In another strategy, the professors say, the federal government could fund broadband infrastructure to increase telemedicine access in digital deserts while states enter into “licensure compacts” that allow a provider in one state to prescribe abortion pills to a patient in another via the Internet. In addition, states that enact post-Roe abortion bans may have federal land—largely exempt from state-level civil laws and potentially from state-level criminal laws, too—that Cohen, Donley, and Rebouché say Biden could try leasing to abortion providers.
Their objectives, the professors tell SELF in a joint interview, attempt to minimize damage— particularly for marginalized and rural communities—in the immediate aftermath of Roe’s undoing while pursuing a reproductive justice vision. One of their long-term goals, for example, would end the Hyde Amendment’s decades-long chokehold over federal Medicaid dollars for abortion. Reproductive justice groups over the past decade have shifted a majority of Democrats from accepting the Hyde Amendment as the cost of doing business on Capitol Hill to fighting its addition in congressional spending bills, and there’s a proactive bill to end it for good.
Meanwhile, the 16 states that, by law or court order, put their Medicaid dollars toward patients’ abortion services could raise their notoriously low reimbursement rates, the professors say.

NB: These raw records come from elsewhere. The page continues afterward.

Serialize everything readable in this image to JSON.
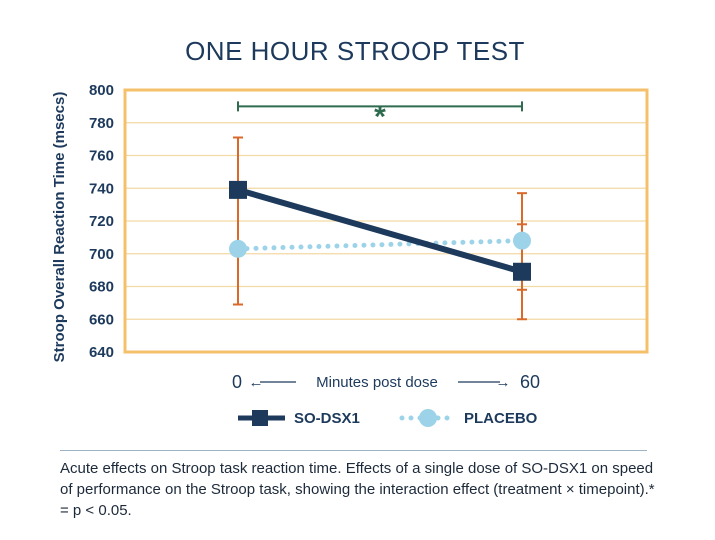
{
  "chart_data": {
    "type": "line",
    "title": "ONE HOUR STROOP TEST",
    "ylabel": "Stroop Overall Reaction Time (msecs)",
    "xlabel": "Minutes post dose",
    "x_arrow_left": "←",
    "x_arrow_right": "→",
    "categories": [
      "0",
      "60"
    ],
    "ylim": [
      640,
      800
    ],
    "yticks": [
      640,
      660,
      680,
      700,
      720,
      740,
      760,
      780,
      800
    ],
    "grid": true,
    "series": [
      {
        "name": "SO-DSX1",
        "values": [
          739,
          689
        ],
        "error_low": [
          669,
          660
        ],
        "error_high": [
          771,
          737
        ],
        "style": "solid",
        "marker": "square",
        "color": "#1d3a5c"
      },
      {
        "name": "PLACEBO",
        "values": [
          703,
          708
        ],
        "error_low": [
          669,
          678
        ],
        "error_high": [
          771,
          718
        ],
        "style": "dotted",
        "marker": "circle",
        "color": "#9dd3e8"
      }
    ],
    "error_bar_color": "#d96a2b",
    "significance": {
      "symbol": "*",
      "from": "0",
      "to": "60",
      "y": 790,
      "color": "#2e6b4f"
    },
    "frame_color": "#f5c06a",
    "grid_color": "#f3d9a4"
  },
  "caption": "Acute effects on Stroop task reaction time. Effects of a single dose of SO-DSX1 on speed of performance on the Stroop task, showing the interaction effect (treatment × timepoint).* = p < 0.05."
}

Biden’s Centers for Medicare and Medicaid Services, which approves each state’s rate structure, could encourage those states to pay clinics more for Medicaid-covered abortion care and encourage clinics to serve more patients with low incomes.
On the local and state government level:
Local and state governments likewise can do much more than they’re doing. In 2019, Austin became the first U.S. city to budget for residents’ associated abortion costs, including childcare and travel expenses, excluding the abortion itself. In Atlanta, discussions have turned to municipal funding for abortion directly in addition to associated costs thanks to a city council-created advisory board, the Reproductive Justice Commission. “We know it can happen in the South because it happened in Austin,” Njoku says. To that end, Cohen, Donley, and Rebouché urge blue states to fund abortion clinics instead of anti-abortion fake clinics—crisis pregnancy centers that routinely lie to coerce people into continuing their pregnancies. Pennsylvania, their home state, awarded more than $7 million to an anti-abortion program called “Real Alternatives” under Governor Tom Wolf, a Democrat, in 2021.
Outside of clinical settings, abortion researchers expect rising interest in and demand for self-managed medication abortions. Medical experts have long agreed that the method is a safe and effective way to end an early pregnancy, and perhaps those “beyond the first trimester—particularly in legally restrictive settings,” according to a 2020 article in the peer-reviewed journal Contraception. But varying state legal rights and risks have led to prosecutions of people self-managing later abortions, miscarrying, and attempting suicide while pregnant.
Without Roe’s legality, however threadbare, criminalization for these abortions will weigh the heaviest, as always, on pregnant people of color and visibly pregnant people further along in their gestation, stress Erika Christensen and Garin Marschall, co-directors of nonprofit organization Patient Forward that works to decriminalize abortion and pregnancy outcomes. People already self-manage their abortions by choice or out of necessity due to restrictive state laws and booked-up out-of-state clinics. Later discovery of pregnancy, a common contributor to later abortion care, may push them beyond a state’s gestational limits, according to Patient Forward’s WhoNotWhen project.